1 giugno 1926. Nasce Marylin Monroe, l’attrice che non si amava


Dell’eterno simbolo d’irraggiungibile bellezza, morta morta suicida nel 1962, resta ancora il mito inviolabile della donna drammaticamente sola, fragile, baciata e uccisa dal mondo patinato e ingannevole di Hollywood

di Franco La Magna

Un travaso dall’attorialità al mito, attrice-simbolo d’irraggiungibile bellezza (ma solo apparentemente, vista la tormentata vita privata), intrisa d’un maledettismo e d’un inestirpabile complesso d’inferiorità per le sue umili origini, Marilyn Monore (pseudonimo di Norma Jeane Mortenson Baker) è stata (ed è ancora tutt’oggi) la sexy-symbol planetaria dalla inarrivabile sensualità, divenuta da semplice pin-up e ragazza-copertina, stellina del firmamento hollywoodiano e infine attrice, subito catturata dall’autorialità registica della Mecca del cinema (Huston, Hawks…), in aperto confronto con le già bellissime e adorate stars Hayworth e Gardner.

Definitivamente entrata nel gotha dei grandi divi venerati da moltitudini di folle plaudenti, con l’esilarante commedia “Gli uomini preferiscono le bionde” (1953) regia di Howard Hawks – già modello di bellezza da imitare per le donne dell’intero pianeta – consolida la sua fama di “ingenua” seduttrice nella satira matrimoniale “Quando la moglie è in vacanza” (1955) firmato da un Billy Wilder che si lascia alle spalle il suo periodo nero, film intriso d’indimenticabili sequenze (la più famosa lo sbuffo d’aria che le solleva la gonna).

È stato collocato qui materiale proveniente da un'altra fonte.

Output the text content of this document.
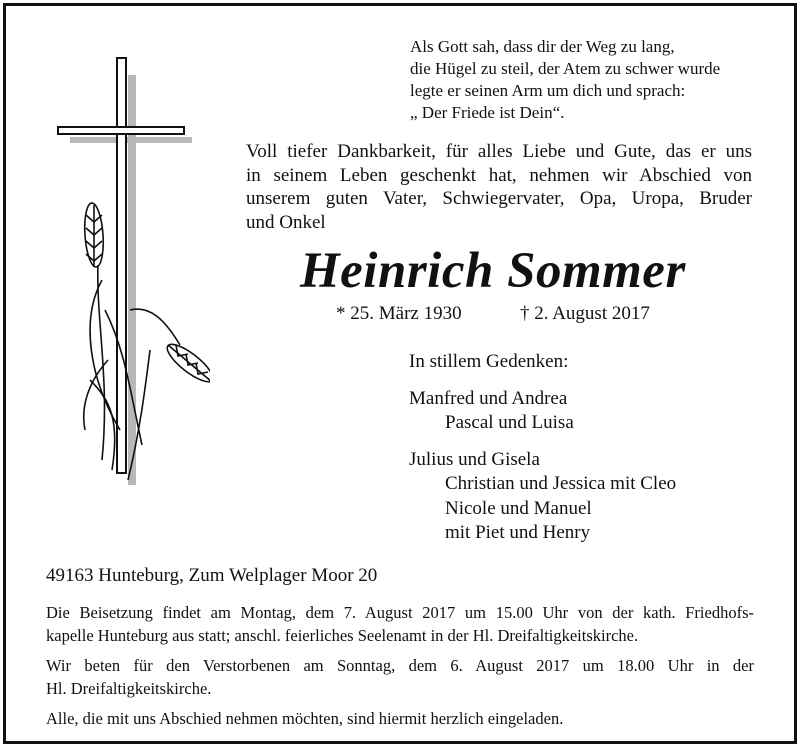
Als Gott sah, dass dir der Weg zu lang,
die Hügel zu steil, der Atem zu schwer wurde
legte er seinen Arm um dich und sprach:
„ Der Friede ist Dein“.
Voll tiefer Dankbarkeit, für alles Liebe und Gute, das er uns
in seinem Leben geschenkt hat, nehmen wir Abschied von
unserem guten Vater, Schwiegervater, Opa, Uropa, Bruder
und Onkel
Heinrich Sommer
* 25. März 1930	† 2. August 2017
In stillem Gedenken:
Manfred und Andrea
Pascal und Luisa
Julius und Gisela
Christian und Jessica mit Cleo
Nicole und Manuel
mit Piet und Henry
49163 Hunteburg, Zum Welplager Moor 20

Die Beisetzung findet am Montag, dem 7. August 2017 um 15.00 Uhr von der kath. Friedhofs-
kapelle Hunteburg aus statt; anschl. feierliches Seelenamt in der Hl. Dreifaltigkeitskirche.

Wir beten für den Verstorbenen am Sonntag, dem 6. August 2017 um 18.00 Uhr in der
Hl. Dreifaltigkeitskirche.

Alle, die mit uns Abschied nehmen möchten, sind hiermit herzlich eingeladen.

Vittima d’un eccesso di notorietà, costantemente tormentata dai media (giornalisti, fotografi…), assolutamente insicura (continuava a ritenersi una pessima attrice), acquista una maggiore cognizione della sue capacità attoriali dopo l’ennesimo successo, ottenuto con un celeberrimo film firmato ancora da Wilder, “A qualcuno piace caldo” (1959), che dichiarò che la Monroe fosse il talento più straordinario mai esistito, clamorosa asserzione pressoché caduta nel vuoto.

Ignorata e perfino derisa dalla critica più engagé e dagli ambienti più esclusivi della Hollywood che conta (ancor più dopo il suo matrimonio con il grande commediografo Arthur Miller, in precedenza aveva sposato Joe Di Maggio, mitico giocatore di baseball statunitense e ancor prima, negli anni ‘40, un ufficiale di polizia), divenuta sempre più bizzarra e ingestibile, mostrò non indifferenti doti recitative nel ruolo drammatico affidatole ne “Gli spostati” (1961) regia di John Huston, che in qualche modo la emenda dal cliché d’attrice soltanto brillante di commedia.

Non riuscì a finire il suo ultimo film, diretto da Cukor e dopo il suicidio, le cui circostanze non furono mai del tutto chiarite, le sue relazioni segrete con i due Kennedy furono rese note, tutti elementi che ne accrebbero il mito ancora inviolabile di donna drammaticamente sola, fragile, baciata e uccisa dal mondo patinato e ingannevole di Hollywood.